Most of those crypto currencies smell like MLM schemes for people who scoff at housewives doing the same with physical products. Get rich fast at the expense of the late comers, you can do it! Start by getting your family and friends in it.
The old goals of making a decentralized money to fuel revolutions disappeared fast once the only users ended being pure criminals.
> Examples here are (again) the cryptocurrency scene which has been pretty good at othering critics as “no-coiners” or lately with the phrase “have fun staying poor”.
I’m somebody that spends a good deal of time thinking deeply on cryptocurrencies and the implications to society. I believe they a positive, revolutionary step in the right direction of human liberty. And I’ll gladly acknowledge that it’s still speculative until it’s not.
But crypto, like any other movement, attracts total scumbags. It’s unfortunate because people who speak negatively only serve to undermine their group - whether it’s crypto or a social cause group etc. and often they, themselves, are the insecure ignorant one that don’t even deeply understand what they’re fighting for.

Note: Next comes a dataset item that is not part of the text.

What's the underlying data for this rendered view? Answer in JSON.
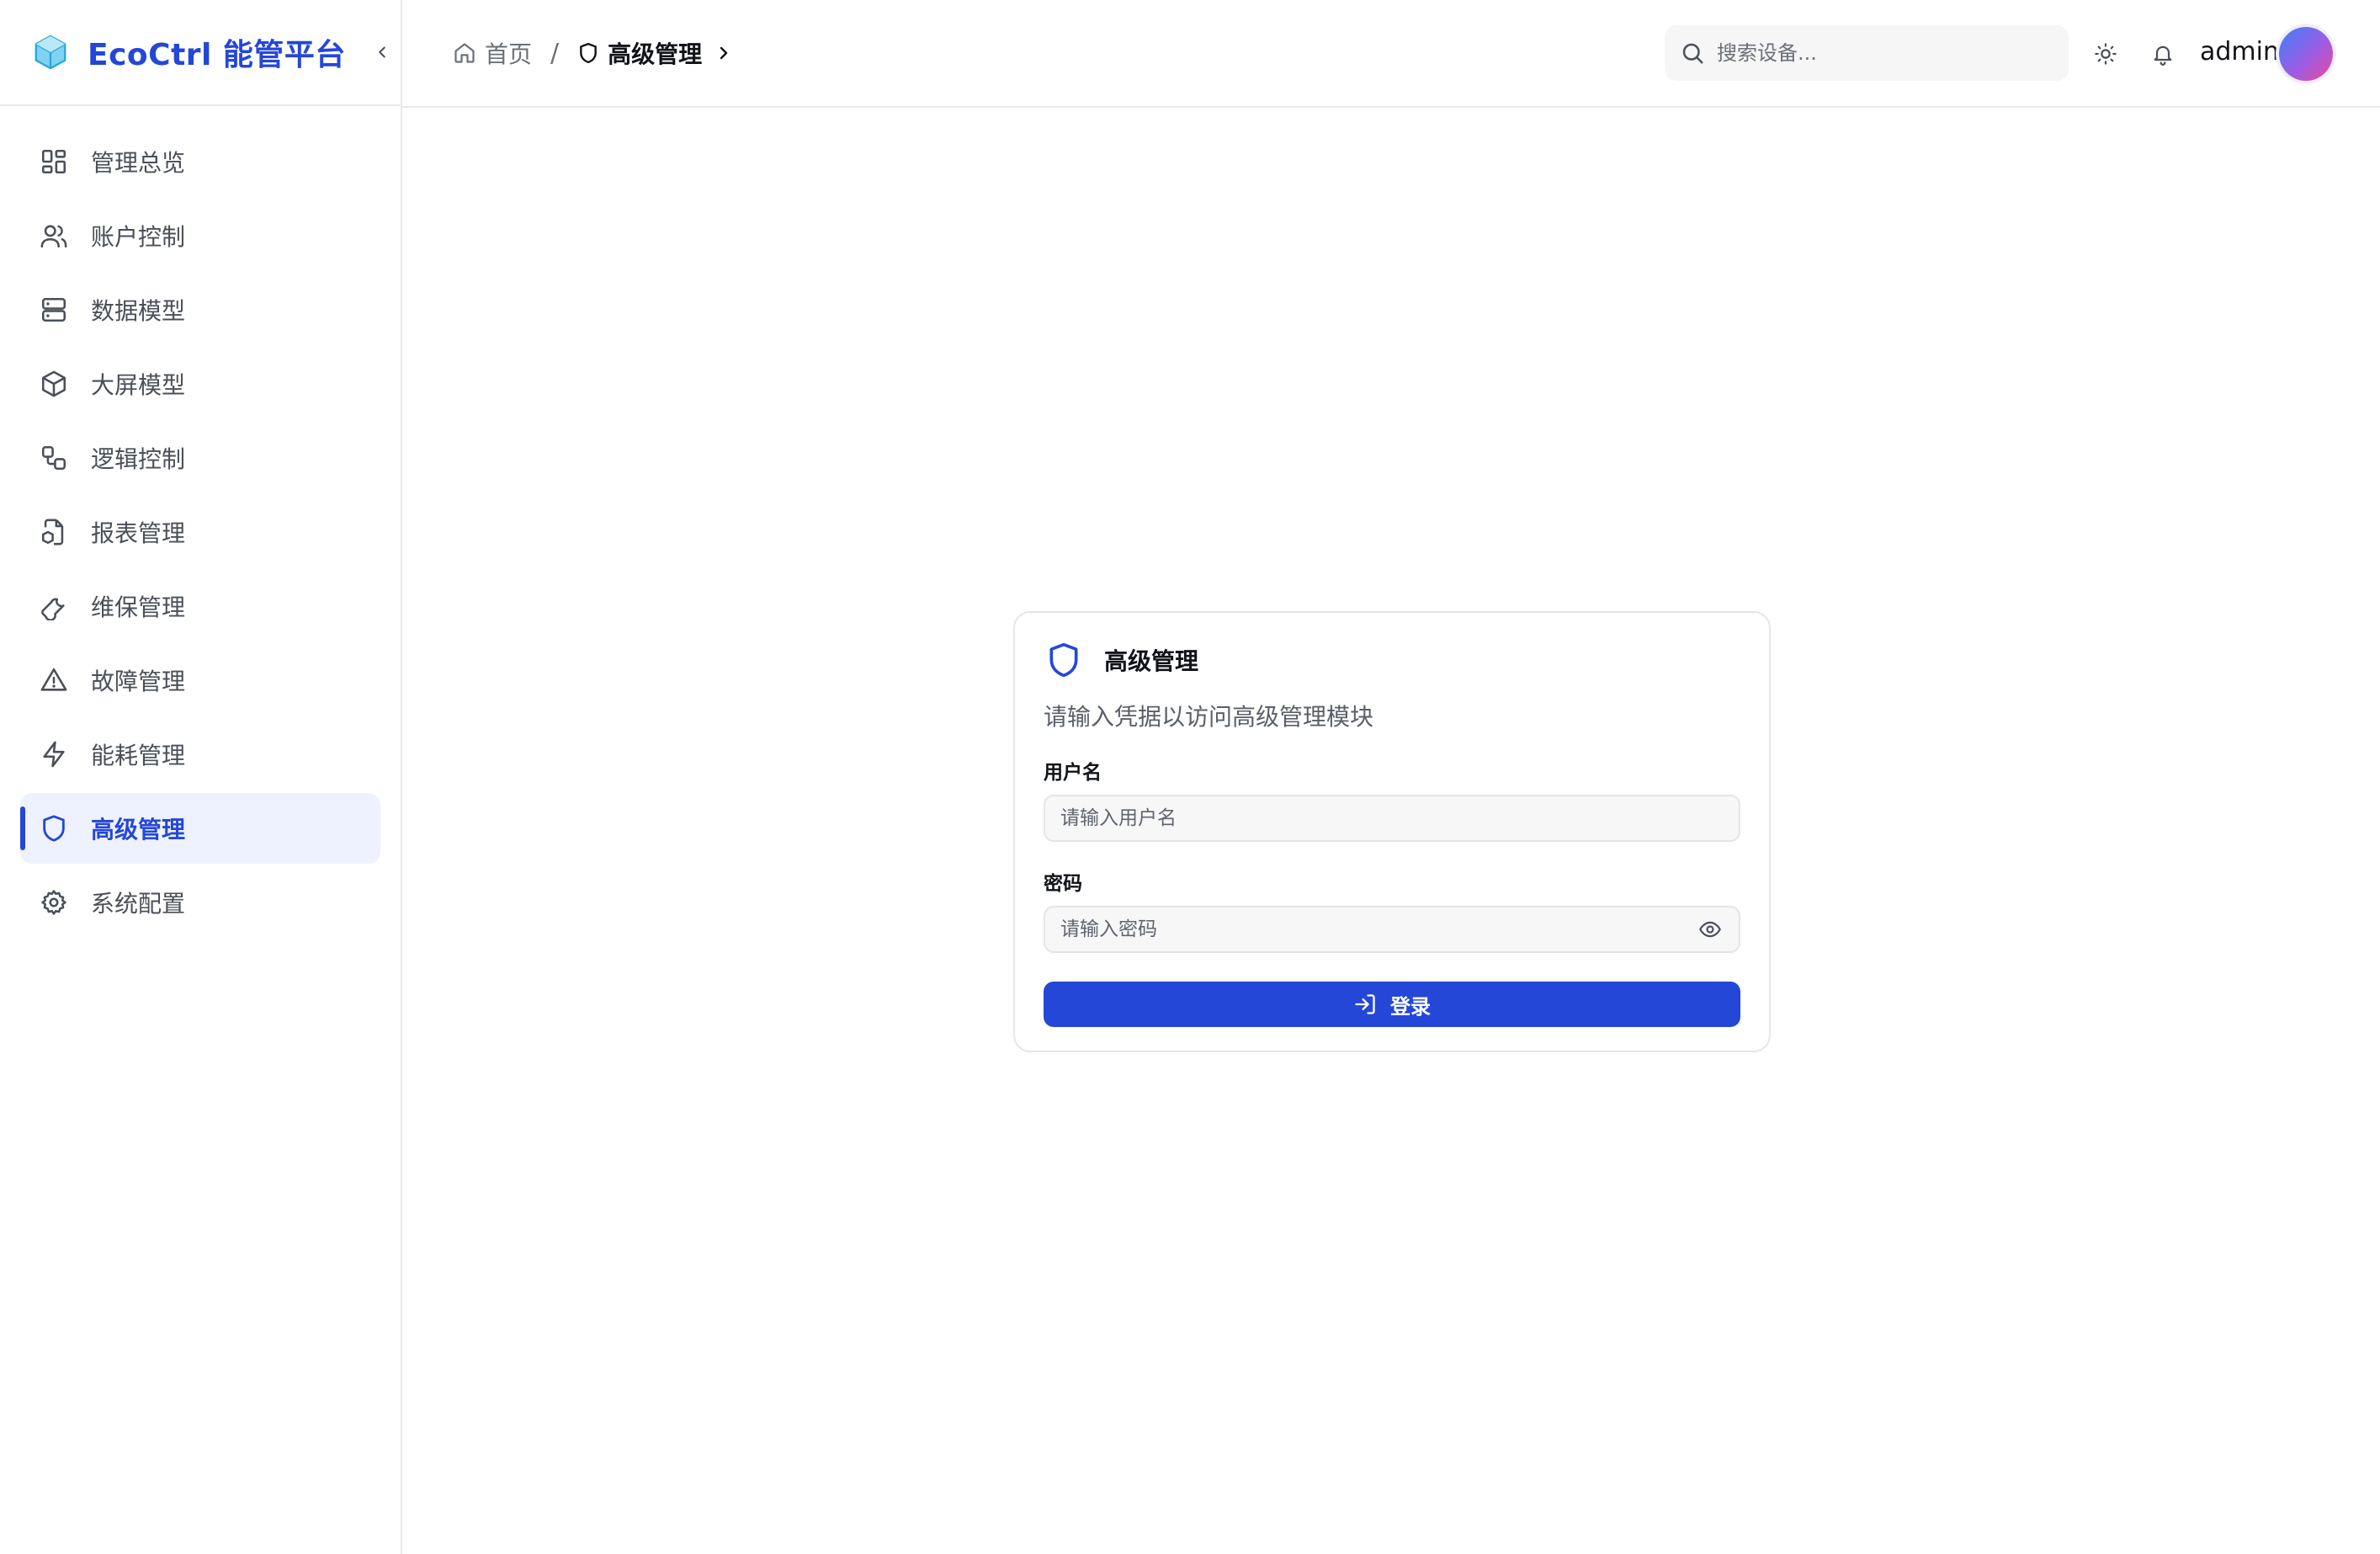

> First, you gave to either understand the underlying technology, or someone you trust have to understand it sufficiently to be able to say "this is bullshit", or "this is a great novel idea that makes a lot of sense".
> Then you invest a bit of your really disposable income in it
Sorry, but I find it a bit funny that in your "winning strategy" you seem to invest on the second step regardless if you in the first step ended in the "this is bullshit" or not. (full disclosure, so far, every crypto thing I have seen has fallen to the "this is bullshit" bucket in my opinion. But I guess my "if it looks, walks and smells like bullshit, don't touch it with a ten foot pole" is not a winnig strategy.)
> There was a time when I was proud of working on crypto, and how most of our users were actually, genuinely using our product to evade various forms of abuse from their local authorities.
This is one of cases where the term "crypto" is genuinely confusing. I'd easily believe your claim if it were about cryptography, but I'm highly skeptical about it as applied to cryptocurrency.
I wouldn't be surprised if, when the final history of cryptocurrency is written, its main effects will be judged to have been scams and linguistic confusion.
You are projecting your insecurity - don't focus on the assholes. Most people actually being productive in the blockchain space want you to learn. You are right to think there are lots of marketers/sellers who don't understand what is going on. Listen to the engineers who are talking about the details on discord and on their blogs, not the idiots on Twitter trying pump their bags.
> In order to play the crypto game you have to learn this absurd set of rules.
This is true - people who are playing the crypto game are trying to invent new rules for how society should operate. This is why some things that happen in the crypto world seem incredibly stupid or useless. People are working with different fundamental assumptions.